Bonus 200 euro ma non per tutti: mazzata sugli italiani, chi resta fuori

Bonus 200 euro ma non per tutti: mazzata sugli italiani, chi resta fuori. Il sostegno del governo non sarà uguale per tutti

Da quando il progetto del Bonus 200 euro è diventato di dominio pubblico, molti particolari sono già emersi. Sarà destinati ad una platea di circa 31,5 milioni di italiani e arriverà sui conti personali a luglio.

Draghi
Bonus 200 euro ma non per tutti (ANSA)

Tutto bene quindi? No, perché alcune categorie professionali rischiano di rimanere escluse o di riceverlo in ritardo. Si prospetta quindi una vera mazzata per centinaia di migliaia di lavoratori, tutti quelli con un reddito personale inferiore ai 35mila euro e quindi in teoria rientranti tra i beneficiari.

E allora vediamo categoria per categoria come funzionerà e chi rischia l’esclusione.
Come gli autonomi, le partite Iva e professionisti per i quali sarà istituito un fondo speciale da 500 milioni di euro. Manca ancora da scoprire come ottenerlo, sarà definito da un decreto ministeriale pubblicato nei prossimi 30 giorni.

La misura invece sarà distribuita automaticamente, ma una tantum, nel mese di luglio a lavoratori dipendenti, direttamente in busta paga, e pensionati (nel loro cedolino). ma anche i  disoccupati, che lo otterranno insieme all’assegno e chi riceve il reddito di cittadinanza, sulla card di Poste italiane.

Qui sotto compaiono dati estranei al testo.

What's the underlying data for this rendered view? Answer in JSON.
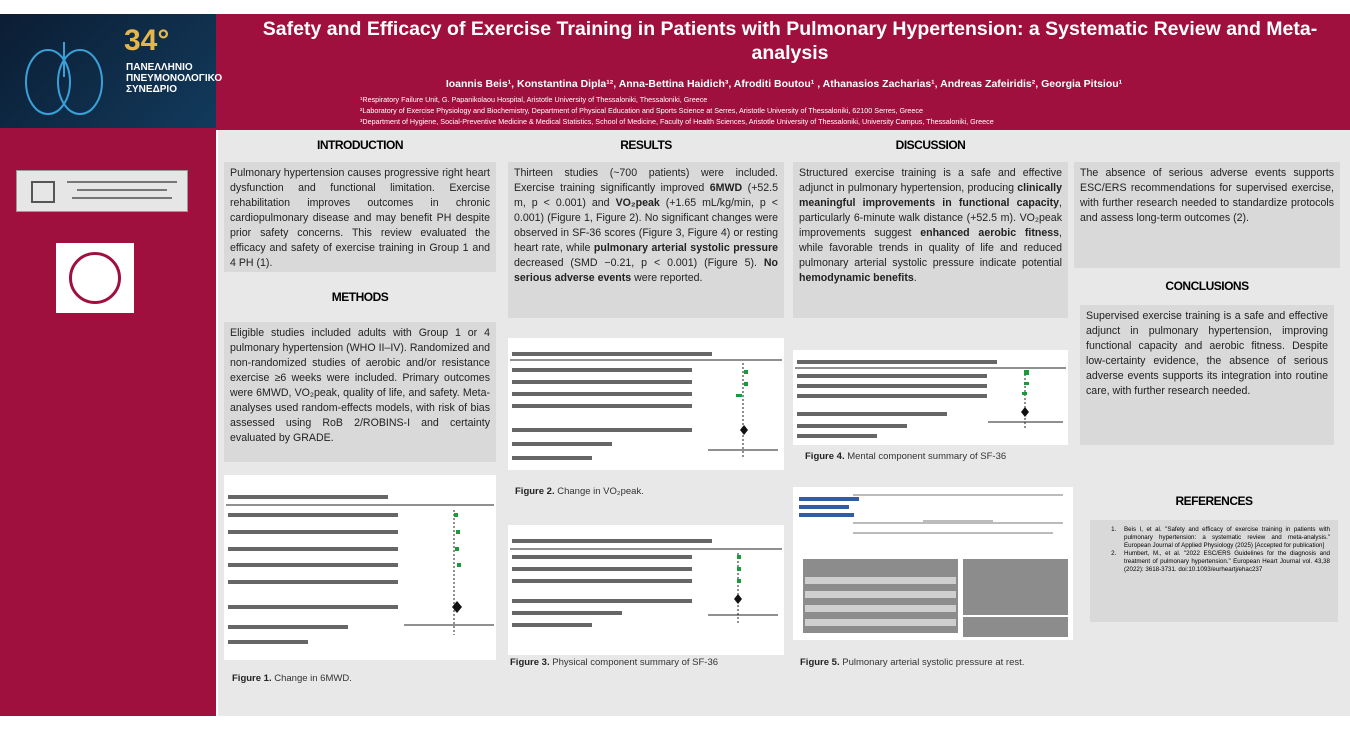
{
  "header": {
    "logo_number": "34°",
    "logo_lines": [
      "ΠΑΝΕΛΛΗΝΙΟ",
      "ΠΝΕΥΜΟΝΟΛΟΓΙΚΟ",
      "ΣΥΝΕΔΡΙΟ"
    ],
    "title": "Safety and Efficacy of Exercise Training in Patients with Pulmonary Hypertension: a Systematic Review and Meta-analysis",
    "authors": "Ioannis Beis¹, Konstantina Dipla¹², Anna-Bettina Haidich³, Afroditi Boutou¹ , Athanasios Zacharias¹, Andreas Zafeiridis², Georgia Pitsiou¹",
    "affiliations": [
      "¹Respiratory Failure Unit, G. Papanikolaou Hospital, Aristotle University of Thessaloniki, Thessaloniki, Greece",
      "²Laboratory of Exercise Physiology and Biochemistry, Department of Physical Education and Sports Science at Serres, Aristotle University of Thessaloniki, 62100 Serres, Greece",
      "³Department of Hygiene, Social-Preventive Medicine & Medical Statistics, School of Medicine, Faculty of Health Sciences, Aristotle University of Thessaloniki, University Campus, Thessaloniki, Greece"
    ]
  },
  "introduction": {
    "heading": "INTRODUCTION",
    "runs": [
      {
        "t": "Pulmonary hypertension causes progressive right heart dysfunction and functional limitation. Exercise rehabilitation improves outcomes in chronic cardiopulmonary disease and may benefit PH despite prior safety concerns. This review evaluated the efficacy and safety of exercise training in Group 1 and 4 PH (1).",
        "b": false
      }
    ]
  },
  "methods": {
    "heading": "METHODS",
    "runs": [
      {
        "t": "Eligible studies included adults with Group 1 or 4 pulmonary hypertension (WHO II–IV). Randomized and non-randomized studies of aerobic and/or resistance exercise ≥6 weeks were included. Primary outcomes were 6MWD, VO₂peak, quality of life, and safety. Meta-analyses used random-effects models, with risk of bias assessed using RoB 2/ROBINS-I and certainty evaluated by GRADE.",
        "b": false
      }
    ]
  },
  "results": {
    "heading": "RESULTS",
    "runs": [
      {
        "t": "Thirteen studies (~700 patients) were included. Exercise training significantly improved ",
        "b": false
      },
      {
        "t": "6MWD",
        "b": true
      },
      {
        "t": " (+52.5 m, p < 0.001) and ",
        "b": false
      },
      {
        "t": "VO₂peak",
        "b": true
      },
      {
        "t": " (+1.65 mL/kg/min, p < 0.001) (Figure 1, Figure 2). No significant changes were observed in SF-36 scores (Figure 3, Figure 4) or resting heart rate, while ",
        "b": false
      },
      {
        "t": "pulmonary arterial systolic pressure",
        "b": true
      },
      {
        "t": " decreased (SMD −0.21, p < 0.001) (Figure 5). ",
        "b": false
      },
      {
        "t": "No serious adverse events",
        "b": true
      },
      {
        "t": " were reported.",
        "b": false
      }
    ]
  },
  "discussion": {
    "heading": "DISCUSSION",
    "runs": [
      {
        "t": "Structured exercise training is a safe and effective adjunct in pulmonary hypertension, producing ",
        "b": false
      },
      {
        "t": "clinically meaningful improvements in functional capacity",
        "b": true
      },
      {
        "t": ", particularly 6-minute walk distance (+52.5 m). VO₂peak improvements suggest ",
        "b": false
      },
      {
        "t": "enhanced aerobic fitness",
        "b": true
      },
      {
        "t": ", while favorable trends in quality of life and reduced pulmonary arterial systolic pressure indicate potential ",
        "b": false
      },
      {
        "t": "hemodynamic benefits",
        "b": true
      },
      {
        "t": ".",
        "b": false
      }
    ],
    "continued": [
      {
        "t": "The absence of serious adverse events supports ESC/ERS recommendations for supervised exercise, with further research needed to standardize protocols and assess long-term outcomes (2).",
        "b": false
      }
    ]
  },
  "conclusions": {
    "heading": "CONCLUSIONS",
    "runs": [
      {
        "t": "Supervised exercise training is a safe and effective adjunct in pulmonary hypertension, improving functional capacity and aerobic fitness. Despite low-certainty evidence, the absence of serious adverse events supports its integration into routine care, with further research needed.",
        "b": false
      }
    ]
  },
  "references": {
    "heading": "REFERENCES",
    "items": [
      "Beis I, et al. \"Safety and efficacy of exercise training in patients with pulmonary hypertension: a systematic review and meta-analysis.\" European Journal of Applied Physiology (2025) [Accepted for publication]",
      "Humbert, M., et al. \"2022 ESC/ERS Guidelines for the diagnosis and treatment of pulmonary hypertension.\" European Heart Journal vol. 43,38 (2022): 3618-3731. doi:10.1093/eurheartj/ehac237"
    ]
  },
  "figures": [
    {
      "label": "Figure 1.",
      "caption": "Change in 6MWD."
    },
    {
      "label": "Figure 2.",
      "caption": "Change in VO₂peak."
    },
    {
      "label": "Figure 3.",
      "caption": "Physical component summary of SF-36"
    },
    {
      "label": "Figure 4.",
      "caption": "Mental component summary of SF-36"
    },
    {
      "label": "Figure 5.",
      "caption": "Pulmonary arterial systolic pressure at rest."
    }
  ]
}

Attenzione però, perché tra i dipendenti c’è chi almeno per ora resta fuori. Sono ad esempio insegnanti precari e personale Ata della scuola con contratti in scadenza al 30 giugno. Non potranno riceverlo in anticipo, ma nemmeno ottenerlo con la domanda di disoccupazione che richiederanno da luglio.

Bonus 200 euro ma non per tutti: come funziona per tutte le categorie

Tutti quei lavoratori di cui abbiamo parlato non dovranno presentare domanda. Invece bisognerà fare richiesta all’Inps da parte di titolari di rapporti di collaborazione coordinata e continuativa (i classici Co.co.co) con contratto attivo alla data di entrata in vigore del decreto.

Inoltre i lavoratori domestici che sono alle dipendenze delle famiglie non riceveranno il bonus direttamente dalle famiglie. Sarà necessario fare domanda presso gli istituti di patronato ed essere in possesso di Pin Inps,  Spid,  Carta nazionale dei servizi (Cns) oppure Carta di identità elettronica (Cie).

Euro - Foto di Ansa Foto
Le regole per il Bonus 200 euro (ANSA)

E ancora, per i professionisti dello spettacolo e dello sport, dei settori del turismo, degli stabilimenti termali, tutti stagionali, i 200 euro arriveranno in automatico se hanno ricevuto l’indennità durante l’emergenza da Covid-19. Chi lavora a intermittenza dovrà presentare domanda all’Inps per ottenere il bonus, se hanno lavorato  per almeno 50 giornate nell’anno 2021.